O plano prevê alteração nas proximidades do terminal rodoviário de Belo Horizonte e de shoppings populares. Também contempla mudanças na altura da Galeria do Ouvidor, na esquina da Rua São Paulo com Carijós e Tamoios, e no encontro com a Avenida Amazonas. A consulta pública recebeu sugestões até o último 30 de junho.





A PBH informou, por meio de nota, que vem realizando ações relacionadas à ampliação das condições de segurança aos pedestres.

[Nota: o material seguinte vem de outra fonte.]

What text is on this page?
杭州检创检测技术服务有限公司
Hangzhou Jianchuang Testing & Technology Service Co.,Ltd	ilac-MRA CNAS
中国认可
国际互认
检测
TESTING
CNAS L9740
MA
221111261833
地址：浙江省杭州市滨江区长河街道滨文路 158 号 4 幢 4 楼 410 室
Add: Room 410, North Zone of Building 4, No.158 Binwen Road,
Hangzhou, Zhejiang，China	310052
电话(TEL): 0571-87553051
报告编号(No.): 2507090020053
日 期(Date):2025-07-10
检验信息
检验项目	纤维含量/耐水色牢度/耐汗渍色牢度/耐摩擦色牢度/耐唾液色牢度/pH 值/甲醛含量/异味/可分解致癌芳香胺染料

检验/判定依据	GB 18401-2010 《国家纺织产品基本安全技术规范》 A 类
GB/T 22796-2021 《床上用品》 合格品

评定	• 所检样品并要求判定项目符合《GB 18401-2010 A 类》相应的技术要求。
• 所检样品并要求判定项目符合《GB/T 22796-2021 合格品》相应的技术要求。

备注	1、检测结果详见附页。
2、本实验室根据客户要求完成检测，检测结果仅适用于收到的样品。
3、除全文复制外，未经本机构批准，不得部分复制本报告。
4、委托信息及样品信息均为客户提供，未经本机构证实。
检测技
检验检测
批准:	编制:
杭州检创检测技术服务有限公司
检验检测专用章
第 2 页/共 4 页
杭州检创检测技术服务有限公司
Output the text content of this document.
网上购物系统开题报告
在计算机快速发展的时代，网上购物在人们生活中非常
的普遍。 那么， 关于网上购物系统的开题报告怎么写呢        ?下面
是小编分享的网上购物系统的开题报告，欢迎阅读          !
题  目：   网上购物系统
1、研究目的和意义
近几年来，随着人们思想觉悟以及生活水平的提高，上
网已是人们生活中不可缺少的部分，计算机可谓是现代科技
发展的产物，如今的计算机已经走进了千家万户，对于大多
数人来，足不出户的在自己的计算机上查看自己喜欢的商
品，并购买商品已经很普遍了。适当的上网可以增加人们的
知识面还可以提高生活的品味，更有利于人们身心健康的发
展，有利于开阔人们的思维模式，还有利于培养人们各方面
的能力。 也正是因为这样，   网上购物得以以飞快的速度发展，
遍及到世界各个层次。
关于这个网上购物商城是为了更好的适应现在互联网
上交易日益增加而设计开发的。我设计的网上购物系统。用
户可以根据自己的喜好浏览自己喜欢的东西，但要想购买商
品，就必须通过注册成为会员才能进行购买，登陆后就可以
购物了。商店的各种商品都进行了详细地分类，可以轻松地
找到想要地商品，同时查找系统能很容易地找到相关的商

Entre janeiro e abril, foram implantadas e recuperadas 81 travessias na Região Central, implantadas quatro travessias seguras na porta de escolas e 21 rampas para acessibilidade de pessoas com mobilidade reduzida.

Passageiros de ônibus sofrem sem abrigos

Não bastassem problemas como os constantes atrasos e lotação das linhas de ônibus, a maioria dos que usam o serviço também precisa esperar pela condução em pé e sem ter onde se esconder do sol.

Conforme dados da BHTrans, quase 70% dos pontos de coletivos da capital não oferecem abrigos para passageiros. Na capital, há aproximadamente 9.600 locais de embarque e desembarque, sendo que cerca de 3 mil têm proteção.





Segundo a PBH, nos quatro primeiros meses deste ano foram implantados 47 novos abrigos e reformados outros 33.

Mas em outros, como na Rua Junquilhos, no Bairro Nova Suíça, a sombra do poste é o que sobra para passageiros como o estudante João Victor de Souza Oliveira, de 27, se protegerem do sol.

“Fico aqui em pé uns 30 minutos esperando o ônibus passar. É isso ou sentar no chão sujo”, relata. A pouco menos de 300 metros dali, na Avenida Barão Homem de Melo, quase todos os pontos de ônibus têm abrigos.

Desafios

Segundo o arquiteto e urbanista Sergio Myssior, depois de 10 anos do Estatuto do Pedestre, a cidade já deveria contar com ações e políticas públicas efetivas para valorização e a segurança de quem caminha.



“É fundamental colocar as pessoas no centro da própria política de desenvolvimento da cidade. Mais de 40% das pessoas se deslocam exclusivamente a pé. Cidade boa é aquela onde o pedestre tem prioridade no deslocamento”, afirma.

Na avaliação de Myssior, a cidade precisa priorizar a infraestrutura para o pedestre também nas regiões periféricas.

“Esse talvez seja o maior desafio. As ações estão concentradas na Região Centro-Sul. Se você for a regiões periféricas, não tem o mínimo de infraestrutura para o pedestre”, afirma.

Até nas calçadas, território dos pedestres, armadilhas se multiplicam. E são maiores para portadores de deficiência (foto: Gladyston Rodrigues/EM/D.A Press)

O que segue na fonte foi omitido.